The October jobs report handily beat expectations (204K vs. 120K), but that only means that the economy was not weakening in recent months as many had feared. The important trends that have been in place for the past three years - 2% annual growth of private sector jobs, and no increase in part-time employment - remain intact. The economy continues to grow at a modest pace.
These two charts show the monthly changes in private sector jobs and their 6-month annualized rate of growth. As should be apparent, jobs growth in this recovery has been quite similar to what we saw in the previous recovery.

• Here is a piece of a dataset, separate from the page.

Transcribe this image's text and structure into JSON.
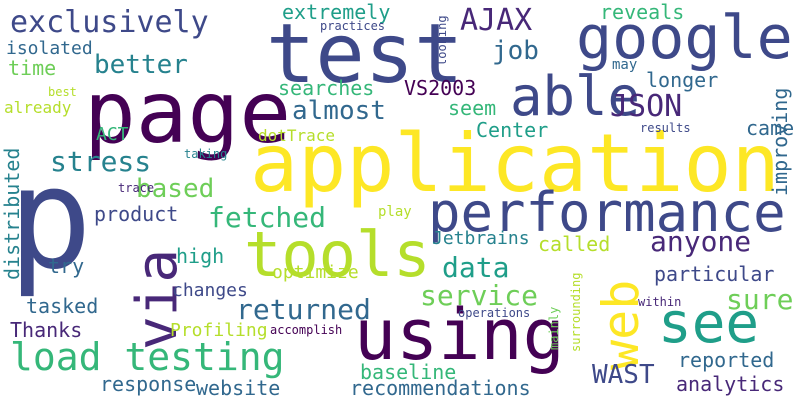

The private sector has been generating new jobs at the rate of about 2% per year, while the public sector - thank goodness - has been shedding jobs. (Though I would add that public sector jobs have been roughly flat over the past year.) That kind of jobs growth is only enough to give us 2-3% annual real growth in the economy (real growth is approximately equal to jobs growth plus productivity growth, which has averaged about 1% per year over time), which continues to be disappointing. Jobs growth will need to accelerate from here before we can get optimistic about a significant improvement in the economy.
The popular belief that the only jobs growth we have is coming from part-time jobs is a myth, as I explained in detail here. As the chart above shows, there has been zero growth in part-time employment ever since the recovery started. The ratio of part-time to total jobs has been falling since that time, just as it has during every recovery. There is nothing going on here that is unusual.
What is unusual - and disturbing - is the ongoing decline in the labor force participation rate, shown above (the last data point reflects the government shutdown and will probably be reversed next month). The decline in the participation rate began in earnest in 2009, and demographics cannot explain such a sudden change. What did change in 2009 were two government programs designed to pay people for not working: food stamp eligibility was significantly expanded, and unemployment benefits were extended in unprecedented fashion. This most likely contributed to people's decision to drop out of the labor force, though I suspect there are other factors at work as well.
The government shutdown last month only showed up in the household survey (red line), where jobs declined by a huge 735K, with the bulk of that declining coming from public sector jobs. This will likely be reversed next month.
Today's report adds to the body of evidence which suggests there is little or no reason for the Fed to continue its QE program.